Wednesday, September 7, 2016
Experiencing technical difficulties
Crash and burn
Often one must lose something in order
to appreciate it's value. Last week I was
on the road for a brief trip when suddenly
I CRASHED. Well, not myself personally
but rather my computer. There I was at an
airport trying to log in yet being shut out.
Nothing I could do seemed to work. And
so I was lost without any link to the world
at large. Obviously I still had my phone
but somehow, I felt isolated in a way that
I can't truly describe. And soon thereafter
realized that like it or not, I was a bonafide
data addict forced to go cold turkey.
Out of touch
I freaked out. In these days of stealth cyber
stalks and attacks I immediately assumed
some evil assault had hit rather than simple
mechanical failure. Suddenly I was terror
stricken that my world was lost along with
my bank accounts being cleaned out. Soon
thereafter I logged into my accounts only to
find that in fact, all was safe. That night I
spent over an hour on the phone with the
Mac help line who aided me in pushing all
of the right buttons. But nothing worked.
I was out in the cold. Alone… without a
link to the world at large. Do you read me?

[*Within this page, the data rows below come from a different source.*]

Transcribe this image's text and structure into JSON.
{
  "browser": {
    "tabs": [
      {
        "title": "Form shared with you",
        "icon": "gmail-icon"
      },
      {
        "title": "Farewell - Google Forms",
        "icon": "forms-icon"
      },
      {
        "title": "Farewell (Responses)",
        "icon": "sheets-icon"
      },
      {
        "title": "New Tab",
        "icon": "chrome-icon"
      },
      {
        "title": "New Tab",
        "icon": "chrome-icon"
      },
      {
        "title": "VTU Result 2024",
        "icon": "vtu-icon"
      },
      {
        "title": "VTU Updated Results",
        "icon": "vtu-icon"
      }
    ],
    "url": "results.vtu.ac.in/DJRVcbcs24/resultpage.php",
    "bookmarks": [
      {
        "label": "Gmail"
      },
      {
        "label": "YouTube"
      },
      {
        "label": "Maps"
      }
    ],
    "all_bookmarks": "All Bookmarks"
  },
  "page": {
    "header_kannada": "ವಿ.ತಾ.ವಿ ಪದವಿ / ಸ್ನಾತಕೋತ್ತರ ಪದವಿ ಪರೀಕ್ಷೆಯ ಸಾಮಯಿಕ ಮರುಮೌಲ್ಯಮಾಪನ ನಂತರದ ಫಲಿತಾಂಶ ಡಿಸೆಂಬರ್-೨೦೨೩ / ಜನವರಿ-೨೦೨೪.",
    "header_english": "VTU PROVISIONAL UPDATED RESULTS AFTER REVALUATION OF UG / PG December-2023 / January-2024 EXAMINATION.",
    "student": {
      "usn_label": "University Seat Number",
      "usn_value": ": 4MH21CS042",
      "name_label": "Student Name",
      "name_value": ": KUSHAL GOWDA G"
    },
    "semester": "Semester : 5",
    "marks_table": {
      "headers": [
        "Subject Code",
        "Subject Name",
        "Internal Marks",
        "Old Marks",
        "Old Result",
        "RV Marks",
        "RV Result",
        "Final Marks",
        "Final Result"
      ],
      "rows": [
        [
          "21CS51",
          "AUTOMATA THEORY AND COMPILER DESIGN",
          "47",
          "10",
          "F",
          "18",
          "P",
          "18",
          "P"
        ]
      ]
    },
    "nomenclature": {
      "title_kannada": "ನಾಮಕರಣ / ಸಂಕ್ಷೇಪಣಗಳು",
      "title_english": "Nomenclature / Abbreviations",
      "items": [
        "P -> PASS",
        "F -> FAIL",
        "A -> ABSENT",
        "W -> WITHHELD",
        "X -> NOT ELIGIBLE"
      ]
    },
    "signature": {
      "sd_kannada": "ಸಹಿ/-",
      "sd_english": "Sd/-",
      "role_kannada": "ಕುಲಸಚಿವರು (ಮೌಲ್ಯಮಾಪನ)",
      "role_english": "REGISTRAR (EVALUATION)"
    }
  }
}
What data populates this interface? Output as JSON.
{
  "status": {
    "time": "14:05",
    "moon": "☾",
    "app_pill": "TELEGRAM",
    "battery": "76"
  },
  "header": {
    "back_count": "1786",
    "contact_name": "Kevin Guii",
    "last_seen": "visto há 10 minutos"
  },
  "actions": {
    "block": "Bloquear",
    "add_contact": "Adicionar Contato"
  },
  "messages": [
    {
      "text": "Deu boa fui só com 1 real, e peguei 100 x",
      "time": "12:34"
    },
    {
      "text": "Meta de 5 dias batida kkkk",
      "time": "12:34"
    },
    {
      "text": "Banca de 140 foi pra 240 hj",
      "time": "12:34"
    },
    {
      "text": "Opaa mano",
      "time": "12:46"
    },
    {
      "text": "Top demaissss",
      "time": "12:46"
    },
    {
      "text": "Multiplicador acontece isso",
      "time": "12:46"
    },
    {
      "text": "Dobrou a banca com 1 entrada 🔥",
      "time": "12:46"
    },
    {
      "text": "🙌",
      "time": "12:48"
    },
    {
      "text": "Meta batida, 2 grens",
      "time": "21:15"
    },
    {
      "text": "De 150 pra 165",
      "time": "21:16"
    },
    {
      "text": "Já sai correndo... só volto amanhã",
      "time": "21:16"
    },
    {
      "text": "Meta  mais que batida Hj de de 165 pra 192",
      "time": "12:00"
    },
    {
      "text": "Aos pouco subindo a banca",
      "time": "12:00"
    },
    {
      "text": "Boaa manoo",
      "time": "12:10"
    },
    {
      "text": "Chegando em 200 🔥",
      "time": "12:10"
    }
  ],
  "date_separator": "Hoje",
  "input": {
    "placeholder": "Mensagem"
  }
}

Upon landing in Montana I drove to the
nearest Apple store for diagnosis. Soon
my lifeline was hooked up to a variety
of diagnostic tools. Their final analysis
was that my battery was DOA. Per the
experts when pushed to the limit, said
power source "swells" rendering one's
laptop keyboard and pad inoperable. Off
for repairs, I'm left to beg and borrow
time on Frank's computer. All of this is
yet another lesson in life's limitations. A
reminder that just when we think we've
got it all, someone turns the lights out.
Out of order
One wonders how we ever lived before
computers, the Internet, or cell phones.
I fondly recall the days of shelves filled
with encyclopedias, party lines, and old
fashioned rotary dialing. In hindsight
we had greater control over our world.
One could opt out of communication
by not answering the phone. Or if one
preferred to live in ignorant bliss, just
avoid the library. In those days those
who had the info had the most power.
And many of us liked being out of the
loop whenever we wanted to be.
How often to do you "Google" in a day?
Anytime I have a question I simply look
it up on-line. For a data junkie like myself
such instant access to the facts is as good
as Crack. I thrive on being up on all of the
latest information, having the scoop, and
being able to put everything in historical
perspective. Now suddenly I've lost my
link to everything that seemed invaluable.
And… somehow I'm surviving. You see,
we've foolishly allowed our technological
"helpers" to enslave us. Whether we need
them or not. Is life better off of the grid?!
The past few days have taught me that I'm
more than capable of surviving sans instant
access to everything and everybody. Thus
if nothing else my personal opinions and
perspectives have gained importance while
in the midst of my hiatus from other's input.
I've discovered that I can think for myself
if and when necessary. However while I'm
most grateful for this sudden opportunity to
reconnect with the real me - I honestly can't
wait to get my laptop back. The truth is that
I can't live without it. Nor… in my humble
opinion should I have to! HOOK ME UP!
Lost in space
Information is power. My recent time in
laptop limbo has reinforced that rather
than a necessary evil, technology is in
fact a God send. I've no desire to return
to the dark ages of reference libraries,
pay phones, and snail mail. Rather I
relish being able to learn more about or
connect with almost anyone, anything,
anywhere, anytime. My data drought
has affirmed that my reliance on cyber
support is in fact a blessing. I'm at my
best when able to connect to the world
at large instantly. Beam me up Scotty!